Chinese retail sales may rise by more than 15 percent to exceed 12.5 trillion yuan ($1.83 trillion) this year, Trade Minister Chen Deming said on Dec. 24, as government stimulus measures and record bank lending spurred the fastest-growing major economy. Sales at South Korea’s major department stores rose for a ninth month in November, the Ministry of Knowledge Economy said Dec. 18. Spending at the three biggest chains climbed 6.4 percent from a year earlier.
Credit Recovery
PT Matahari Putra Prima, Indonesia’s second-biggest retailer by market value, and Shinsegae, which runs Korea’s biggest discount-store chain, sold dollar bonds this year as credit markets recovered from the worst global recession since the Great Depression and the 2008 collapse of Lehman Brothers Holdings Inc.

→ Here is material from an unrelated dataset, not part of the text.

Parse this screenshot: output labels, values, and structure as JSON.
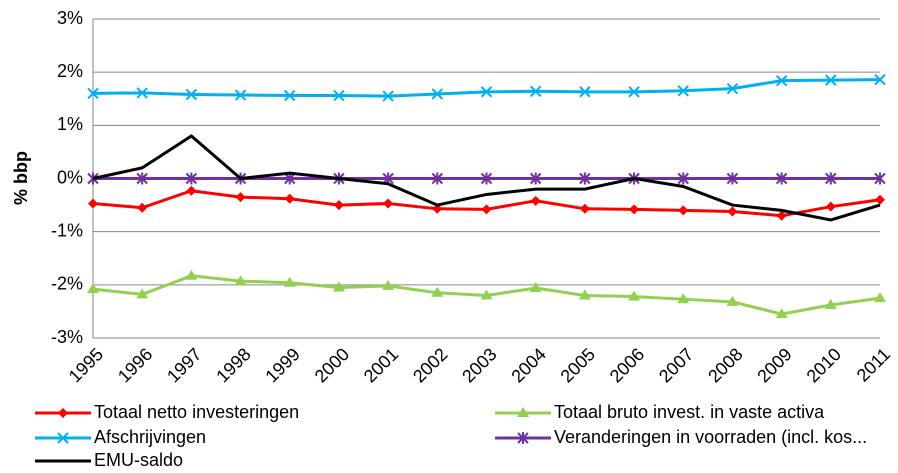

Shinsegae, based in Seoul, sold $200 million of three-year, 6.125 percent bonds in June 2008 that yielded 3 percent yesterday, according to Royal Bank of Scotland Group Plc. They were yielding 10.6 percent on Jan. 1, the Edinburgh-based lender’s prices show.
Beijing-based Parkson Retail, which owns department stores in 29 cities in China according to its Web site, sold $125 million of 7.125 percent notes due 2012 in May 2007 that yielded 6.099 percent yesterday, according to Nomura Holdings Inc. The notes yielded 20.8 percent on Jan. 9, Nomura prices show.
Rare Bonds
“If Parkson came out with another bond people would snap it up because retail dollar bonds are rare in Asia and there’s always a lot of interest from investors in this sector,” said Anthony Shum, a Hong Kong-based director of Asia-Pacific debt capital markets for Barclays Capital. “Parkson, with its stores in China, has been influenced by the government stimulus and Chinese New Year should also have a positive effect.”

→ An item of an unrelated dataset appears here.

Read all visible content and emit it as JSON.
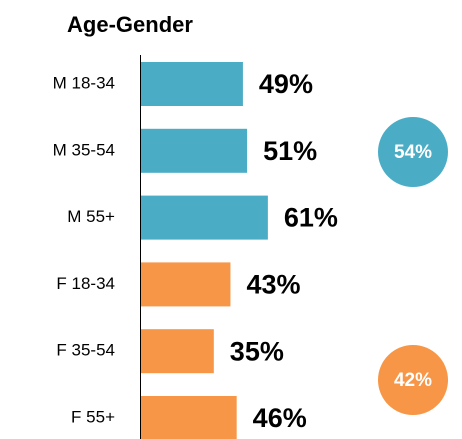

Asian retail dollar bonds last outperformed their peers in 2006, when they delivered a 13 percent return compared with 6 percent for financials, utilities and industrials, JPMorgan data show. The notes handed investors a loss of 29 percent last year, almost double the 15 percent loss on bonds of the region’s financial companies.
“Employment in many east Asian economies has shown surprising resilience while real estate prices in a number of key markets have held up well, or even risen, despite large declines in the U.S. and parts of Europe,” said Tan Kim Eng, a Singapore-based credit analyst at Standard & Poor’s. “These factors have supported consumption, and with an expected recovery next year they must have led many to expect companies in the consumer sector will do well.”